When running convention games, I often prepare a 1-2 page rules summary for players, particularly for those unfamiliar with the game. There are also usually a bunch of pre-generated characters for the game.
Here are the Mouse Guard – Summary Rules that I made for my Go Play X game last year, where I ran the Dam Beaver introductory scenario.
This was given to players for reference during the game. It summarises the overall session structure, with Game Master’s turn and Player’s turn, highlighting the importance of earning checks.
Next it goes through the process of making a skill check, which actually has a large number of steps. In a Mouse Guard game you might only ever make a few rolls, but each is very important. This is quite different from other roleplaying games, where the process of building the pool also builds narrative, as the players choose whether to involve traits and how they provide help.
The summary rules highlight where you need to mark gained checks, used traits, and passes and fails.
The Conflict rules are provided in a similar fashion; for the example convention scenario I included a few basic checks, and then one full conflict.
The last section has the advancement rules, but only in brief as they aren’t normally used during a one-shot game. For the convention, I actually allowed players to get Fate and Persona as they earned it during the session.
Mouse Guard alternative character sheet
I also made character sheets for four pre-generated characters. Rather than use the official sheet, which is rather dense with information (and uses small writing), I created an Mouse Guard alternative character sheet (form fillable) that is organised for new players.
It has important information in an order useful for new players:
- First up, after basic information (name, rank, etc), it has Nature (mouse), which is highlighted as the key attribute. It can substitute for any skill, plus defines what a mouse is, along with boxes to mark for pass and fail (referenced in the summary rules).
- Next are traits, which are used to earn checks during the GM’s turn, to spend during the Character’s turn. Players unfamiliar with the game need to know how important earning checks is, to be able to play the second half, so this information has a prominent position.
- Next is Beliefs / Instincts / Goals, important for earning Fate and Persona. For the convention game, I allowed characters to earn as we went.
- Wises were listed next, with the rules for allowing re-rolls (to remind new players), and also to structure them as the best way to help (rather than skills). Again, for new players they may not realise the importance of helping in Mouse Guard, or the benefits of using Wises to help rather than Skills.
- Abilities and Skills are last, although they are what you are going to roll, they don’t have the special rules or impact on the game that other characteristics do. If you listed skills first, then new players may just roll them directly without considering Traits, Beliefs, and Wises.
Dam Beaver scenario notes
For the introductory convention game, I ran the session in 1 hour 45 minutes, so trimmed down a lot of things. I prepared a four page (printed 2-up) Dam Beaver convention notes with a tight script to introduce and highlight the key rules, such as the importance of using Traits against yourself to earn checks.

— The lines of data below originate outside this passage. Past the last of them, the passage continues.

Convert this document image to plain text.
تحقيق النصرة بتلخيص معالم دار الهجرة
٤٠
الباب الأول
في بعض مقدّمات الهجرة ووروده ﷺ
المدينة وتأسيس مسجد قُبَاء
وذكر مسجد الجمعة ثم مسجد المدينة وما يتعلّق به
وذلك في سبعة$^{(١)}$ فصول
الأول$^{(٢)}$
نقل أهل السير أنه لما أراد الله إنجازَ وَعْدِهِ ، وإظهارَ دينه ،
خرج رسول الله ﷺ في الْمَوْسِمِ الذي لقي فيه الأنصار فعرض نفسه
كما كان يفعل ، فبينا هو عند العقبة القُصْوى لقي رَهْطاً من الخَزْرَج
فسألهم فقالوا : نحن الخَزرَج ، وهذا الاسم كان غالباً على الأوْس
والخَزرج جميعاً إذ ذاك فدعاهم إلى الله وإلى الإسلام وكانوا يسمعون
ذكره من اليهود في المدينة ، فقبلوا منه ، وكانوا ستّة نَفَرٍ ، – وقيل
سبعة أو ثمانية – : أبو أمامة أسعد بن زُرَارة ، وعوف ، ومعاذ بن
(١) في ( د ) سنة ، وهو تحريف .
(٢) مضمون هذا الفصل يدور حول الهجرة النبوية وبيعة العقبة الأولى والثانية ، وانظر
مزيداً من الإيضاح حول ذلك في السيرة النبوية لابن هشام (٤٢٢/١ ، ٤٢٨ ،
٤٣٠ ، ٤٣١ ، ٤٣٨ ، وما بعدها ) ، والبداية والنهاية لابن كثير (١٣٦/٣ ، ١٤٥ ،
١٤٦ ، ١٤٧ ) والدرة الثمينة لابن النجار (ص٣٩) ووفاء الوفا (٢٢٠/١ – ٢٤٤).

The notes included specific notes for whether to apply a twist or success with consequences, some prepared twists, and selected consequences. For the main conflict, it even included notes on the specific sequence of action cards for the beavers, the various conflicts, and levels of compromise.
I also had printed out a small set of pre-written scenario goals for players to pick from, rather than make them up from scratch.

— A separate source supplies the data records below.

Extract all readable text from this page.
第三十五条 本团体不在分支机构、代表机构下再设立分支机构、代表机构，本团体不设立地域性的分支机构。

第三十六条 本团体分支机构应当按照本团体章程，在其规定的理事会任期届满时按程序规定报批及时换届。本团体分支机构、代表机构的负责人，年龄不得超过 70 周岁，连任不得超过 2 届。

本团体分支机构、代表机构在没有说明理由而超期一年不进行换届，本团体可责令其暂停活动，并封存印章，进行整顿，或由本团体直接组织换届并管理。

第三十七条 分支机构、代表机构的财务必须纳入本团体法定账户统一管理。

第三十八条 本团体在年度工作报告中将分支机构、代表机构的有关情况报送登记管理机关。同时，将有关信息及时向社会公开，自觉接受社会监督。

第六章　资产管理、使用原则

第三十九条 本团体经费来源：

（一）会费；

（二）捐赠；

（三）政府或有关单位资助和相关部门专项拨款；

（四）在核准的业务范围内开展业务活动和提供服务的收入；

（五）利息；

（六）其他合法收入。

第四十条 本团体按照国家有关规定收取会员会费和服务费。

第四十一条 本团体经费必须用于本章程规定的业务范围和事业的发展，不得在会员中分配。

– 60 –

Rather than make all these choices during the game, preparing them ahead of time made the games run much smoother, and I could always go off script as needed.
These are based on sample characters from the books with slightly modified relationships and goals. Rather than the usual patrol structure, I wanted a flatter distribution of more equal characters.
These days I also generally use gender-neutral names for pre-generated characters, to give players more flexibility, which works particularly well for mice.